Helen’s employment had attuned her intuition to the patois of the habitual addict but she was so deaf and dumb before the excitement that it would only arrive in retrospect.
She looked at her watch. They wound them both before they left for the job, part of the little steps they took, a funhouse mirror of domestic routine that they would chuckle about in the quiet times.
He was two minutes late. She wiped her palms against the thighs of her jeans, looked at her hollow, damp eyes in the wing mirror and said a silent prayer for God to help them. He hadn’t turned up before now, but there was always a first time.
‘If he comes, we’ll quit’ she said.
She flinched at the sound of sirens and gripped the steering wheel. Her body flooded with the instinct to hit the accelerator, but she fought the spasm and focused on her breathing. Police were everywhere, much like the white van she was sat in, waiting for her man to come to her.
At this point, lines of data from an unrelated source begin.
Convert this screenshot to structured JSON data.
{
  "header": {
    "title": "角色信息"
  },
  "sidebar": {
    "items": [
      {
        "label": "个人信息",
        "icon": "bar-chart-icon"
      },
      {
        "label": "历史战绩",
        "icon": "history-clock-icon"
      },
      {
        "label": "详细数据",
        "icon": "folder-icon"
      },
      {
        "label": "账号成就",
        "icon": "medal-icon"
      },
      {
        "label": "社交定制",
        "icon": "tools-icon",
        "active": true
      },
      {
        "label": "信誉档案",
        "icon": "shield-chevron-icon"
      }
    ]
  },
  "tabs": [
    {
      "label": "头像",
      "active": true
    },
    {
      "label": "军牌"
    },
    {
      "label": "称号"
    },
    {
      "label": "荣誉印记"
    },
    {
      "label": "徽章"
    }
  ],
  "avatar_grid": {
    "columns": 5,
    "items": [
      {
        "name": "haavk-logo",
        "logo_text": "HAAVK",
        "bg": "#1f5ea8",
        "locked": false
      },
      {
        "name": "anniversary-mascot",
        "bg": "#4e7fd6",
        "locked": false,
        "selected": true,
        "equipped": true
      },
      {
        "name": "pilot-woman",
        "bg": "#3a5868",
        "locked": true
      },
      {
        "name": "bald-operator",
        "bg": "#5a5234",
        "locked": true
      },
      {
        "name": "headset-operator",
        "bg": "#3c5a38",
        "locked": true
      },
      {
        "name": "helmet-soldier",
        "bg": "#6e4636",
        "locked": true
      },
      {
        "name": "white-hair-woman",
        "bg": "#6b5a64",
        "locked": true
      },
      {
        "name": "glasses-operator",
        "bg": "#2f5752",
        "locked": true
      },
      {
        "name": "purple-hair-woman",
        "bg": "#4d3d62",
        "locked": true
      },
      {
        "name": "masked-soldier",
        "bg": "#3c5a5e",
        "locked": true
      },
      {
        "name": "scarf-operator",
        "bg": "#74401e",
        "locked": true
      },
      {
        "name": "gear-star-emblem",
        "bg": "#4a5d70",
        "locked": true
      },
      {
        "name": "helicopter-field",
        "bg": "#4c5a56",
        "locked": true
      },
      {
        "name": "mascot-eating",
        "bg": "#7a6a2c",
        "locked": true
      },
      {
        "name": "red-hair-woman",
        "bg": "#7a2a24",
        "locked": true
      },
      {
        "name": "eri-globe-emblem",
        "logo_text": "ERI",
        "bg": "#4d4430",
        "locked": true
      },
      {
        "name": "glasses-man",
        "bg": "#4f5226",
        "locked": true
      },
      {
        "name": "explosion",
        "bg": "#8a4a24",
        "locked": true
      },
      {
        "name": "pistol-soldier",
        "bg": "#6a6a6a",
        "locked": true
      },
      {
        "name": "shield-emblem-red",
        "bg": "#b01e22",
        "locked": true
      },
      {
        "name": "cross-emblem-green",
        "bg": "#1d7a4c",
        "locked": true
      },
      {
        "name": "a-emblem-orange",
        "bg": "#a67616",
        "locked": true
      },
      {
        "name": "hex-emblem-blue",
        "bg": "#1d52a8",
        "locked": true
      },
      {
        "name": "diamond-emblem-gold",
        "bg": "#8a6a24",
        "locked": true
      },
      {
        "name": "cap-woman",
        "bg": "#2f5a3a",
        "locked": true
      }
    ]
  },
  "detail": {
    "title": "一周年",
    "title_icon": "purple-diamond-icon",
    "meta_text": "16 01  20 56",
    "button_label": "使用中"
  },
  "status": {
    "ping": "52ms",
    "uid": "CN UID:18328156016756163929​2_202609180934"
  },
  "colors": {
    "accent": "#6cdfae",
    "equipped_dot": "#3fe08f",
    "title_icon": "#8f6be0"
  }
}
She heard the hum of a motorcycle being pushed to its limit and in her peripheral vision, watched as Kelly rode past. The arm of his black leather jacket was slick and wet and he was sagging as he leaned over the handlebars. His hair was loose, and he had an expression of animal acceptance. She wanted to call his name but the physics of the situation defeated her. He rode on. Two patrol cars, lights flashing and sirens wailing were in close pursuit, on his trail like relentless metal hunting dogs.
She sat there, stunned as her thoughts compressed into a high whining sound. It was a minute before she realised that she was actually making the noise. There was a tap at the window. When she turned, she looked into the sunken apple face of an old black woman, her steel wool hair fighting a losing battle against the array of hairpins and slides she had allayed against it.
She smiled at Helen with a bemused kindness that stung like a slap.
Helen just stared at her, stripped of everything but the futile, brutal urge to see her husband again.
‘If he comes, we’ll quit’ she said.
Two thoughts were trying to take her over, and she knew, that if they succeeded, they would send her plummeting her into a final, doomed madness.
The best romances were doomed ones, her mother had said.
She wondered if she would ever to confirm that with her.
She watched the woman speak to her through the window and kept on saying the same phrase.